Realism was a popular 19th century French art movement and now realism has proven to be a popular contemporary aesthetic strategy in street art. After walking through the city of Melbourne I have observed a multitude of street art and to me the most profound work was realistic paintings and drawings. Realist aesthetics provide pleasure to the viewer. Realist street art creates a “production of knowledge [and] a sense of communicative bonds through shared knowledge and enjoyment” (Millner). Not only is this art better able to communicate messages to the public but it also appeals to a larger audience. People of every age can enjoy artwork that is beautiful but street art has often been questioned in terms of being beautiful because not everybody loves street art. In the broader sense of things I have noticed that in addition to realist street art, realistic street art is also sending a message to the public, whether it was meant to or not.
In contrast to graffiti in the sense of tags and unreadable letters, street art that looks realistic has created a movement that has reduced the negative connotation that people have attributed to street art. Realistic street art doesn’t require decoding “tags” but rather paints a picture that can speak for itself. It is distinguished by its visual form and figurative nature and is able to appeal to a larger audience, particularly the elderly. For example, the elderly may shake their heads when they see messy tags on parking lot walls but when they see giant, detailed portraits on parking lot walls they are able to actually appreciate the talent behind the art because they are looking at something that is both visually appealing and clearly difficult to create. It is hard for some people to look at tagging or graffiti as real art, but when street art portrays a realistic aesthetic that barrier is broken. This aesthetic “is able to connect with the reader’s own experience, [it] encourages the reader to recognize the work and identify with it;” it seeks to provide visual pleasure, which is evident in contemporary street art (Millner).
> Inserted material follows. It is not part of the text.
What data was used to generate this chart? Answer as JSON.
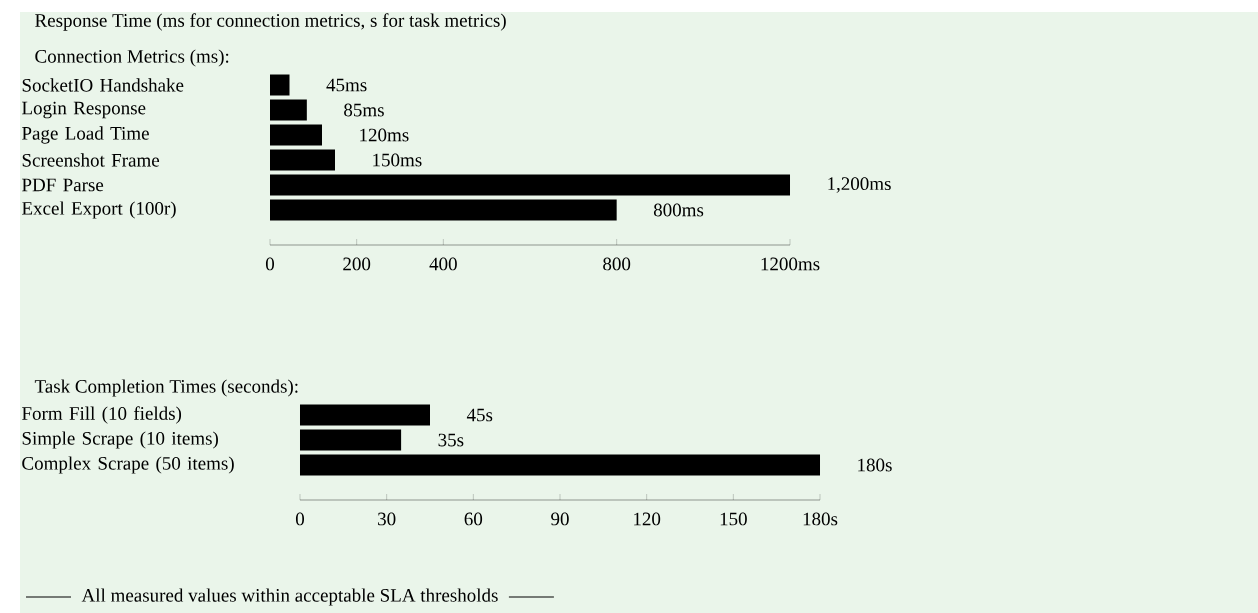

Furthermore, I believe the term disruptive realism (coined by the American designer Dave Hoffer) further constitutes the growing appraisal of street artists. This term describes “artificial situations that are designed to seem natural, yet which are so unusual as to be rationally inexplicable” (Millner). Many street art inventions relate to this notion as often the materials or surfaces used are things or areas that could never be looked at as artwork. Street artists are able to create masterpieces out of items you would have never considered to be art before. My tour outlines the effect that realistic street art plays on the public, the contrast that can be seen between realistic street art and tagging, and how street art represents disruptive realism.